Judge Tosses Racial Bias Suit by Black Franchisees Against McDonald’s

A federal judge in northern Illinois has dismissed a racial discrimination lawsuit brought by African-American McDonald’s franchisees accusing McDonald’s of steering them to underperforming stores.

U.S District Court Judge Harry D. Leinenweber ruled that the plaintiff Black franchisees failed to provide specific facts to support their legal claims. The court also found that even if there had been discriminatory practices, the claims were beyond the two year statute of limitations, since the last acquisition by either plaintiff was in 2012.

Leinenweber gave the plaintiffs 30 days to file an amended complaint.

Two brothers, James Byrd Jr. and Darrell Byrd, who have been McDonald’s franchisees for several decades, brought the suit seeking class action status.

The judge said the complaint failed to tie any alleged discriminatory conduct by McDonald’s managers and executives to discrimination experienced by plaintiffs or any purported class member. Plaintiffs also did not even allege that plaintiffs or any purported class members were subjected to any of these alleged discriminatory policies.

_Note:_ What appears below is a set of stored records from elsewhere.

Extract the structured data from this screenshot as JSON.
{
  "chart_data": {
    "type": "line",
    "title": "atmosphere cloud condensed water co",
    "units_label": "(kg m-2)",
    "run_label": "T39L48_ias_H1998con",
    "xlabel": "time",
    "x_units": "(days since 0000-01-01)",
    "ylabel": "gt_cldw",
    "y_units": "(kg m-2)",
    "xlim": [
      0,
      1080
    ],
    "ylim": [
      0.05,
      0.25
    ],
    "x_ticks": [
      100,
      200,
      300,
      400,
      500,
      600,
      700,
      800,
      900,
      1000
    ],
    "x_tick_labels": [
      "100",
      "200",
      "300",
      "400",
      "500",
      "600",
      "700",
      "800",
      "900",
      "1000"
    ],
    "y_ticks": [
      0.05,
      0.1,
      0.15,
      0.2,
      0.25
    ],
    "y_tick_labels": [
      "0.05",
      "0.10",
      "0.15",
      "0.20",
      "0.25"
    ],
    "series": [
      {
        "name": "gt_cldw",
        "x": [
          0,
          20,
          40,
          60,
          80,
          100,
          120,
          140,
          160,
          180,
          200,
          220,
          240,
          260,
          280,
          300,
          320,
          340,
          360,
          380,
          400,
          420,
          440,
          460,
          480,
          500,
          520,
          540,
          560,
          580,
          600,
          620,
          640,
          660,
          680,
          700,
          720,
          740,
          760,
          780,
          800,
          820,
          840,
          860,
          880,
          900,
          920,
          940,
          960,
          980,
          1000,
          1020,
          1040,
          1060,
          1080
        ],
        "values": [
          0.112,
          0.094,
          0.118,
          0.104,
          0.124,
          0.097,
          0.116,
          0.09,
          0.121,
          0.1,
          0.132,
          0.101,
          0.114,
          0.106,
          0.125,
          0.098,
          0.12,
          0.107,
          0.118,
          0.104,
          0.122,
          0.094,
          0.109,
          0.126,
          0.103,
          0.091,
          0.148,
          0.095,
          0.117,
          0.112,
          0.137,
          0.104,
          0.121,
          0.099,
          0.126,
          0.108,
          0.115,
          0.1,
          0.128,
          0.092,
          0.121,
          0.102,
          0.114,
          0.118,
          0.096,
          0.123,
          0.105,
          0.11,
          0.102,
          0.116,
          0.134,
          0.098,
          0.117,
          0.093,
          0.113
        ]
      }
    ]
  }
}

The major complaint alleged was that “McDonald’s growth strategy has been predatory in nature, targeting Black consumers, markets, and territories by steering Black franchisees to Black neighborhoods with high overhead costs—including higher security, insurance, and employee turnover—where White franchisees refused to own and operate restaurants.”

This allegedly discriminatory practice reduced the number of Black franchisees and increased the revenue disparity between Black and White franchisees, the complaint said.

The complaint contended that “[t]hese differences are statistically significant and are the result of historic racial bias and barriers built into the McDonald’s franchise system.”

McDonald’s moved to dismiss the complaint contending that the plaintiffs failed to allege intentional discrimination and “but for” causation. McDonald’s also argued that the matters complained of are all barred by the statute of limitation.

Plaintiffs countered that their complaint sets forth a pattern and practice by McDonald’s that has occurred throughout its franchise terms and thus it qualifies for the “continuing violation” exception to the statute of limitations defense

But the district court disagreed, noting that the Supreme Court has held that “discrete acts” such as termination, failure to promote, denial of transfer, or refusal to hire are “easy to identify” and do not constitute continuing violations but are claims that “can and should be brought on a timely basis.”

The court found that the allegation that McDonald’s steers Black franchisees to economically undesirable locations is “clearly pre-contractual conduct and subject to the two-year statute of limitations.”

McDonalds’s faces another lawsuit by more than 50 Black former franchisees who complain that they were pressured by the company to open stores in crime-ridden areas and then denied financial help extended to white franchisees.

The fast food chain has also been sued in Los Angeles for $10 billion by media entrepreneur Byron Allen, who accuses the firm of racial discrimination for not advertising enough with Black-owned media outlets.